Le président syrien Bachar al-Assad a menacé de défendre son pays «contre toute agression» des Occidentaux qui maintiennent la pression en poursuivant leurs préparatifs militaires au moment où les experts de l'ONU rentrent dans la dernière ligne droite dans leur enquête sur l'utilisation présumée de l'arme chimique par Damas.

«La Syrie se défendra contre toute agression», a martelé jeudi  M. Assad, dont les propos ont été diffusés par la télévision officielle de Damas, où de nombreux habitants vivant dans la crainte de frappes aériennes plient bagage.

Même si le président américain Barack Obama, qui cherche à éviter les erreurs de Georges Bush en Irak, dit ne pas avoir encore pas pris de décision sur une éventuelle action en Syrie, son pays a déployé un destroyer supplémentaire face aux côtes syriennes, portant temporairement à cinq le nombre de navires équipés de missiles de croisière en Méditerranée orientale.

De son côté,  la Grande-Bretagne, qui prépare son opinion à une éventuelle opération limitée contre le régime de Damas, a déployé six avions de chasse Typhoon sur l'une de ses bases à Chypre, à une centaine de kilomètres seulement des côtes syriennes.

À Damas, les forces armées syriennes ont été repositionnées hors de leurs postes de commandement, et les habitants de la capitale se préparaient au pire et faisaient face à des contrôles renforcés à des barrages routiers. Les mesures de sécurité ont également été multipliées dans des hôpitaux.

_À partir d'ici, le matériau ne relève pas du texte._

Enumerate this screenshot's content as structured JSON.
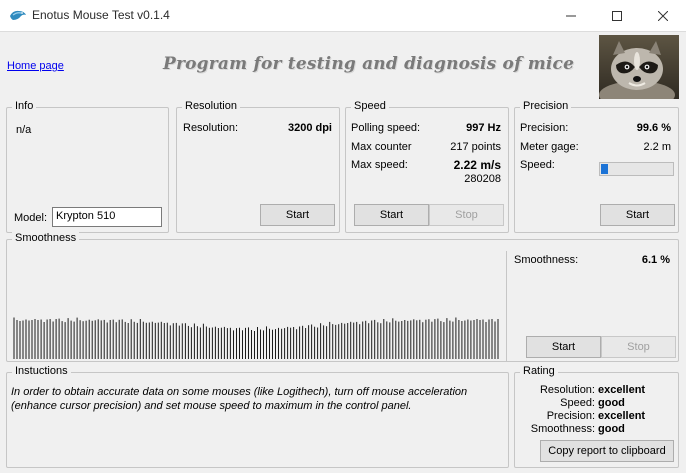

S'exprimant depuis Istanbul, qui prône ouvertement une opération musclée contre le régime de Bachar al-Assad,  l'opposition syrienne a affirmé que les défections s'étaient multipliées dans l'armée ces derniers jours, parlant de la «désertion d'un grand nombre d'officiers de haut rang», sans toutefois donner davantage de précisions.

Dans le camp des alliés de M. Assad,  Moscou -  hostile à toute intervention en Syrie -  a annoncé l'envoi prochain en Méditerranée d'un bateau de lutte anti-sous-marine et d'un navire lance-missiles.

Fort de l'appui de la Russie,  M. Assad, qui avait déjà démenti les accusations «insensées» de recours à l'arme chimique présumée contre des civils le 21 août dans les faubourgs de Damas , a affirmé que «la Syrie, avec son peuple qui résiste et sa valeureuse armée, est déterminée à éradiquer le terrorisme soutenu par Israël et les pays occidentaux», assimilant comme depuis près de deux ans et demi la rébellion à du terrorisme.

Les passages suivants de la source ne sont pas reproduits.